There are many different parts in delivering palliative care to patients – the patient themselves, their family or care supports and their community. Health and social care professionals add in to the picture and it becomes an intricate piece of machinery. Conditions for which that palliative care approach have expanded beyond cancer over the past 30 years and for each of these conditions there are new developments, new interventions, new side effects and different balancing measures with quality of life. The problem is however, that the ‘product’ – patient care is unique to that individual and their own particular circumstances – so the machinery needs care and careful maintenance.
What needs to be done to help this delicate machine to work and keep working – what is the ‘oil’?
It might be:
- Communication between teams or people – how does it work ? What makes it effective? are communications in person or virtual – and whatever mode of communication, has it been reviewed and agreed that it is the most practical for that particular situation or person?
- The setting – can the setting where palliative care is delivered be improved? … practically… and not all settings can in the immediate… but might there be scope for developing something that will help the team to work in the future
- Knowledge – both about the condition and the palliative care needs and thus their options for management.
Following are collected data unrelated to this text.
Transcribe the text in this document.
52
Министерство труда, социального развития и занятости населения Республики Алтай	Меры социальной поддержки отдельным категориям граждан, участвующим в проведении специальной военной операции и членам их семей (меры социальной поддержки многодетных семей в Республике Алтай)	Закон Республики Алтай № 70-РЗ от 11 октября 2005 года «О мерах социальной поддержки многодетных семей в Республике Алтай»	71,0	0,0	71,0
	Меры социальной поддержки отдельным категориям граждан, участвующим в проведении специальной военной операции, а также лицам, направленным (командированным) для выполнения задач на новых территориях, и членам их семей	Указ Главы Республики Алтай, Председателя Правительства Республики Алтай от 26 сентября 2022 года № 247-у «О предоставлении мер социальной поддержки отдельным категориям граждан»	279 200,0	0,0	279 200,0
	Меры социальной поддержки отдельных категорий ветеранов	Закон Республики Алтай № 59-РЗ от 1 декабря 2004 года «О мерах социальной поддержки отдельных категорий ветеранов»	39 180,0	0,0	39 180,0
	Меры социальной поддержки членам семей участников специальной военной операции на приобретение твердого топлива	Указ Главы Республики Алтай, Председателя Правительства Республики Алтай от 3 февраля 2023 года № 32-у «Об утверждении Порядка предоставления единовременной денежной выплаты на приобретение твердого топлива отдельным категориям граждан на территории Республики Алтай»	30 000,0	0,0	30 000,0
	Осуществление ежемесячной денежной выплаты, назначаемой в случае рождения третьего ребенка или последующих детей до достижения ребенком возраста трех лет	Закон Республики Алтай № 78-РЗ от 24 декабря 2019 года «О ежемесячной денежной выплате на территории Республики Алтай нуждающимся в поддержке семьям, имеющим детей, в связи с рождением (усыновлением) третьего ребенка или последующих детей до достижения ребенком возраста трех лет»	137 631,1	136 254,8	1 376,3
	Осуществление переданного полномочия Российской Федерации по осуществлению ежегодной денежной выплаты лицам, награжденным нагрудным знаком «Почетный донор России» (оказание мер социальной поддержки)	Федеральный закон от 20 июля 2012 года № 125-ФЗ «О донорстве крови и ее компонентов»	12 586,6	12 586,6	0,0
It might also be knowledge of who else is about to help deliver palliative care to that person – is there a ‘blind spot’ about a useful resource perhaps?
- the skill mix of the team – there’ll be more about that in later posts – this is so interesting – there are the professional skills of the team – each person’s role in the care of that patient… but there is also the team behaviour or personality mix of the team…. are there enough people of diverse personalities to enable things to happen…?
Even in the very highly pressured health care delivery world of 2024 and beyond, with staff morale/ staff sickness and recruitment pressures, it can be useful to gather together and think about how the team works… and always, always keeping the patient central to those discussions.